It will cost nearly $42.3 million to conduct COVID-19 testing in every Florida nursing home and assisted living facility, according to data released Wednesday by the American Health Care Association and National Center for Assisted Living.
Organization leaders favor testing all staff and residents, but say it’s not a cost they can bear alone.
“For months now, we have been advocating for expanded and priority testing in long-term care facilities to protect our residents and caregivers, but this is a significant undertaking and cost for them to shoulder on their own,” said Mark Parkinson, president and CEO for AHCA/NCAL.
“Assisted living communities have yet to receive any direct aid, despite also serving vulnerable seniors. While building on support received from HHS, we are asking for additional consideration for all long term care facilities, whether it be in regard to additional testing, personal protective equipment or funding.”
The national organizations earlier this month released estimates that it would cost $440 million nationally to test all staff and residents just in nursing homes. Data released Wednesday shows including assisted living communities would boost that number by another $232 million.

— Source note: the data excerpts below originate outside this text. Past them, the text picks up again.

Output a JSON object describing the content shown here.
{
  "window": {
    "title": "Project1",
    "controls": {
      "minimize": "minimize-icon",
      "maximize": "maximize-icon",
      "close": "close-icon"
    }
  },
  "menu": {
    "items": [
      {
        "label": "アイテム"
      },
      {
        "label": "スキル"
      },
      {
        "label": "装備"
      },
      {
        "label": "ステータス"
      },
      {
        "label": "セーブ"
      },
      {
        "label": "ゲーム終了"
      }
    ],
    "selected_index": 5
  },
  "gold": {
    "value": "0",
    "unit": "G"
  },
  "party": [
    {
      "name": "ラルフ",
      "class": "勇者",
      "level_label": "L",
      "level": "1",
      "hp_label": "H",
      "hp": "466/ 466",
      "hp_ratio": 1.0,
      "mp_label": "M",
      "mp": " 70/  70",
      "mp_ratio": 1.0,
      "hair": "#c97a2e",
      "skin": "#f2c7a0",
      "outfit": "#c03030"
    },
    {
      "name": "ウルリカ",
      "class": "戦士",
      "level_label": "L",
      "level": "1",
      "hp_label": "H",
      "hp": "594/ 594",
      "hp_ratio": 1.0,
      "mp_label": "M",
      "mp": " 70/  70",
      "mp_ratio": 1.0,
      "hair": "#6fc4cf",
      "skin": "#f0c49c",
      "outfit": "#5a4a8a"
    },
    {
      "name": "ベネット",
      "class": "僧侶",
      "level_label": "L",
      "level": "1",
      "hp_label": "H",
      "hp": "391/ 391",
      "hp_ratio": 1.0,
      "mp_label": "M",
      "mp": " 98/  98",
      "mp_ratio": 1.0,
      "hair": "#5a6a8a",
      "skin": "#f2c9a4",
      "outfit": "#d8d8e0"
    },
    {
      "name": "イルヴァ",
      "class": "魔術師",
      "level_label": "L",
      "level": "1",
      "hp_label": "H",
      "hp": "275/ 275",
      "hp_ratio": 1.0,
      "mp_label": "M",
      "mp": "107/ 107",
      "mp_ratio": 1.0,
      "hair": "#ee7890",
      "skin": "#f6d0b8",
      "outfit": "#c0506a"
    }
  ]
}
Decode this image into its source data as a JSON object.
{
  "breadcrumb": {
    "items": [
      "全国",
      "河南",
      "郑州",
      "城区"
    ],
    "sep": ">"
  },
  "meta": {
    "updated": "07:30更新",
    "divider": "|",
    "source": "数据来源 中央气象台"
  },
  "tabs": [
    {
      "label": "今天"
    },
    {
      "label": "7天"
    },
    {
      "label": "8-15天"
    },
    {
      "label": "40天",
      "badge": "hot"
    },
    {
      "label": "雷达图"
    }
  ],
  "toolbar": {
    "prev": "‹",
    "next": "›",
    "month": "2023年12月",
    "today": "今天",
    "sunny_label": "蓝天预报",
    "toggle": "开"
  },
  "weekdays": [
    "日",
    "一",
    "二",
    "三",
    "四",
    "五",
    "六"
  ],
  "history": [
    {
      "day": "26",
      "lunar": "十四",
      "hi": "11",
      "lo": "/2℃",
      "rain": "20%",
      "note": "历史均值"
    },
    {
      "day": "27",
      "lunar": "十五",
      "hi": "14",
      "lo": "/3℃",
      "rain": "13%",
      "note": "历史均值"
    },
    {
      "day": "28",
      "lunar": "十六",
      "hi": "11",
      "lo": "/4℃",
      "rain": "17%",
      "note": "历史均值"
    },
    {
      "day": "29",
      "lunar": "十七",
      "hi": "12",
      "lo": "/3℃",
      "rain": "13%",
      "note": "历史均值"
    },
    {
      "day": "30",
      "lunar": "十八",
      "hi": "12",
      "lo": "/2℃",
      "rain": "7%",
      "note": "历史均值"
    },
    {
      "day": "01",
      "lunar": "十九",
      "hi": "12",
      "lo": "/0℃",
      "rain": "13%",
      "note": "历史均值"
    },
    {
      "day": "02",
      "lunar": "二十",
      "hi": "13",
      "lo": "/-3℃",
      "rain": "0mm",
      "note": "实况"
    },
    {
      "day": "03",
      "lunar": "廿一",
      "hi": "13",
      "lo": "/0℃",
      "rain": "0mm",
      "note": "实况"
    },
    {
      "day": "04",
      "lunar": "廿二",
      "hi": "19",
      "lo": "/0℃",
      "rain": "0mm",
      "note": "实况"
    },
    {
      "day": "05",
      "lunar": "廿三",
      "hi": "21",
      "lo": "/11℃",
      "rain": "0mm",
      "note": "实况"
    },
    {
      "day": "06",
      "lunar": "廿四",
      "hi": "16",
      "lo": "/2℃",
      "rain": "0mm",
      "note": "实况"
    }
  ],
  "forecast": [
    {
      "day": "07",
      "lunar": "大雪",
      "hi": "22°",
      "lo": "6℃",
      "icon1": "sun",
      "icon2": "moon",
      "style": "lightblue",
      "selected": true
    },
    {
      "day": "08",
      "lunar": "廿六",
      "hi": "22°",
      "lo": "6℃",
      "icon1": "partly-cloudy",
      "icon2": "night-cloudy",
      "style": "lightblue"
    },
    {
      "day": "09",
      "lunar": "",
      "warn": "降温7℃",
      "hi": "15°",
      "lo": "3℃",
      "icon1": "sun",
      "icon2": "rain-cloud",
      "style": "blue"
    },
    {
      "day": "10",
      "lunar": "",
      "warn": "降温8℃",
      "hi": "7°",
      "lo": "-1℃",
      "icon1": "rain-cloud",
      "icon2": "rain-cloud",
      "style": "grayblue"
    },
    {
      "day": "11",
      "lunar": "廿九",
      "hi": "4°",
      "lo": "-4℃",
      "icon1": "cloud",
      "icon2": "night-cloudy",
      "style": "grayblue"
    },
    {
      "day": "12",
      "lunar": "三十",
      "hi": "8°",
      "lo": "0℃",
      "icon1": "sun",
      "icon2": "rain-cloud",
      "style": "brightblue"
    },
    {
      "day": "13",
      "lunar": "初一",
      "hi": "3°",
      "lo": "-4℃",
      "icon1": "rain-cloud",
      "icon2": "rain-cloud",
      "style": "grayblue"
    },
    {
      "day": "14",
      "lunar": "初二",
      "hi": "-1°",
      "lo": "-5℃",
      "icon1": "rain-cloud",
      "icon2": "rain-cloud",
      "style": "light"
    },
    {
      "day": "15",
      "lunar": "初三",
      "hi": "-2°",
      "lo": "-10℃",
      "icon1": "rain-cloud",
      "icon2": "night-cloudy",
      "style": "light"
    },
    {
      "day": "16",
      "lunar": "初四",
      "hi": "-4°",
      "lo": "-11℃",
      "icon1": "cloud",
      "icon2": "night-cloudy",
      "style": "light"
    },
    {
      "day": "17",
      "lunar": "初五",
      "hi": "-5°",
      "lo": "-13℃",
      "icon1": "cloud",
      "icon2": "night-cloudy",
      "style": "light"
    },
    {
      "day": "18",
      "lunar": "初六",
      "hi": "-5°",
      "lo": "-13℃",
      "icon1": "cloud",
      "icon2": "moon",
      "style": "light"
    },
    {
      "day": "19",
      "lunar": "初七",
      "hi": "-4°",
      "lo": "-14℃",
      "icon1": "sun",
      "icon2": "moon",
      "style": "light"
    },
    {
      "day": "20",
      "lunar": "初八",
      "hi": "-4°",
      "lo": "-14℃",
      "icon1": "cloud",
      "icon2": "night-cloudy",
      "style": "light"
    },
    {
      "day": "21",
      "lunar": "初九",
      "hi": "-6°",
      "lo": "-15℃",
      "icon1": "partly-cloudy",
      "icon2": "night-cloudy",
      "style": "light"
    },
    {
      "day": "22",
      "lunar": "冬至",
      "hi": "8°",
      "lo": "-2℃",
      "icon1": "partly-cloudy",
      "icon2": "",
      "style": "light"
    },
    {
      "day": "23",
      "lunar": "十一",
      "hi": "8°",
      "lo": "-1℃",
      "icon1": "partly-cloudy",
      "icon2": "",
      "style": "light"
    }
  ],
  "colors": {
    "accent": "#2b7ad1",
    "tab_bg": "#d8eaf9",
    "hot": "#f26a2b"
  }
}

And that’s just to test staff and residents once.
In Florida alone, the cost estimate comes in at $42,277,250 for initial testing.
Florida has 701 nursing homes and 3,405 assisted living communities.
Nursing homes still bear the bulk of costs because of the higher ratio of staff to residents. A total of 73,312 individuals live in Florida nursing homes, which employ 95,390 workers.
By comparison, 84,671 live in assisted living communities, which employ 34,142 staff.
Assisted living communities by definition don’t provide round-the-clock care, but still offer individually centered care to residents in need. Nursing homes offer skilled nursing rehabilitation.
The COVID-19 crisis has stressed both types of facilities, as it poses the greatest threat to older individuals. In Florida, close to 84.2% of known deaths have been individuals age 65 or older.
“With seniors among those most susceptible to the virus, the assisted living profession, in particular, is facing historic challenges when it comes to our most sacred charge – the health and safety of our residents,” said Scott Tittle, executive director for to NACL.
“Unfortunately, shortages of testing and PPE continue to be a challenge nationwide and because assisted living communities are not medical facilities, they have not been prioritized for testing or supplies. We encourage our elected leaders to prioritize our most vulnerable and those who care for them in long-term care settings as they allocate these critical resources.”
The costs prompted the AHCA/NACL last week to plea for better federal funding to cover tests, which still cost $150 each.
In Florida, Gov. Ron DeSantis has attributed success in flattening the curve to an early focus on isolating nursing home populations.
As of Tuesday, a total of 1,089 of the reported 2,259 Florida resident deaths, more than 48.2%, were residents or staff of long-term care facilities.